Настя пожала плечами. Откуда ей знать! Знает только, что горе да беда пришли в дом Чайкунов, что тень упала и на их семью, что все село гудит словно встревоженный рой и все всё «знают», и никто ничего не знает. Не сельские же сплетни пересказывать в милиции…
— Вы знакомы с людьми по фамилии Крутых и Семеняка? — спросил Келеберда.
— Слышала о них.
— От кого?
— От Андрея.
— Он с ними после драки встречался?
— Не знаю. По-моему, когда лежал в больнице, они к нему приезжали, совали деньги, чтобы не поднимал шума.
— И ваш муж взял?
— Нет, отказался!
— Гм… — Келеберда почесал затылок. — Но шума он и в самом деле не затевал.
Настя промолчала.
— Значит, больше не встречался с ними?
— Не знаю. Может, в Херсоне. Но к нам они не приходили.
— А какие были отношения у вас и вашего мужа с Петром Чайкуном до и после ссоры?
Настя вскинула на майора удивленные глаза: снова о том же. Разве мало, что растоптала свое достоинство, рассказала чужому человеку, милиционеру, страшную тайну своей семьи?
— Андрей не был в ту ночь на дежурстве, я же сказала. Можете проверить. — Она обиженно поджала губы.
— Мы все проверяем. А может, он не всю ночь был там…
— Свечку не держала, — насупилась Настя. — И не хочу больше об этом. А Петро жил в Белозерке. Мы в гости к нему не ездили, не роднились, да и он к нам не заглядывал.
Настя умолчала, что дядько Петро частенько заходил к ней в аптеку за спиртом и просил повлиять на мужа, чтобы не караулил его в лимане, обещал немалые деньги… Андрей только ругался, когда она рассказывала об этом. А после того случая, когда Андрей лежал в больнице, к нему приходили только два браконьера. Дядько Петро не пошел с ними, а приехал в тот вечер в Лиманское, привез красивую кожаную куртку для Андрея. Она выгнала его из хаты и куртку бросила вслед.
— А Юрась? Он-то ведь выезжал и три или четыре раза стрелял из ружья вашего мужа…
— Юрась очень хороший парень! — пылко возразила Настя. — Порядочный и честный. С дядькой Петром у него никаких счетов не было. Они, может, раз или два в году и виделись-то, перед тем как Юрась в армию пошел. Когда Петро Васильевич жил в Лиманском, Юрась еще ребенком был… Не мог он такое сделать!

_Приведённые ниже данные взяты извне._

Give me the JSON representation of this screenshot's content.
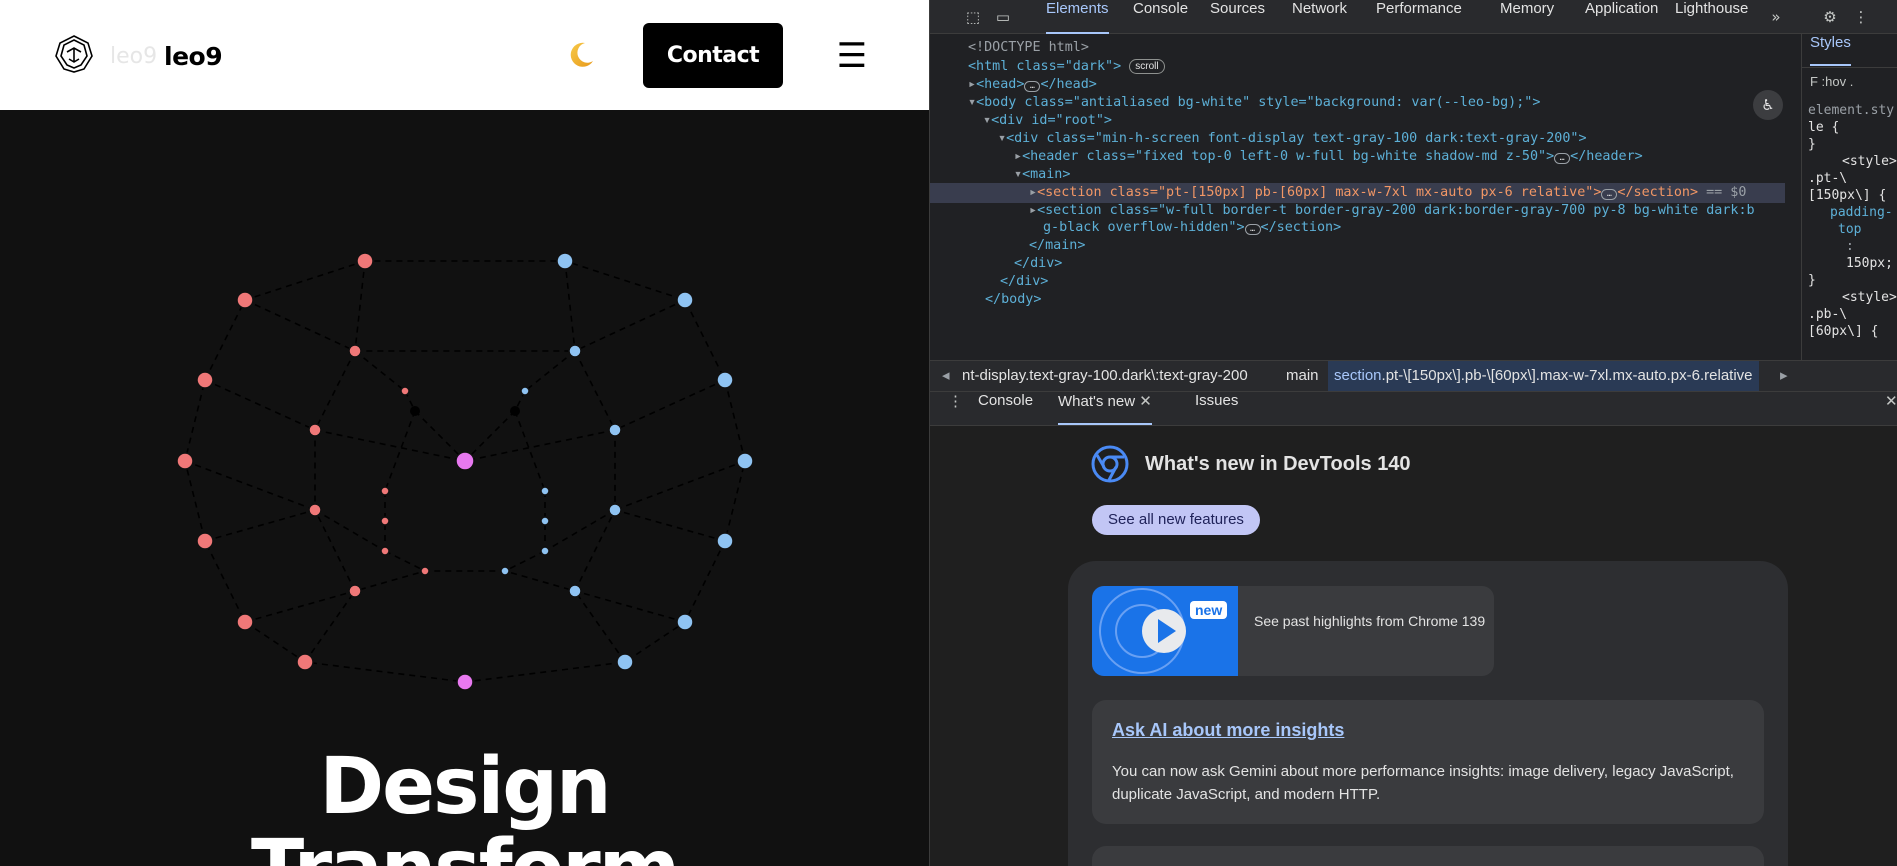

— Тогда кто же, по-вашему, убийца? Складывается так, что кто-то из Комышанов: старший или младший. Третьего нет. А что парень хороший, согласен, но бывают случаи, когда и хорошие спотыкаются…
Настя была подавлена. Молчала.
Келеберда тоже молча подписал пропуск и вернул вместе с паспортом. Потом поднялся.
— Спасибо. Мы учтем ваше заявление. Появится что-нибудь новое об этом трагическом происшествии, заходите… Но пока, повторяю, подозрение падает на Комышанов.
При последних его словах Настя рывком вскочила со стула. Как в тумане спустилась по лестнице и очутилась на улице.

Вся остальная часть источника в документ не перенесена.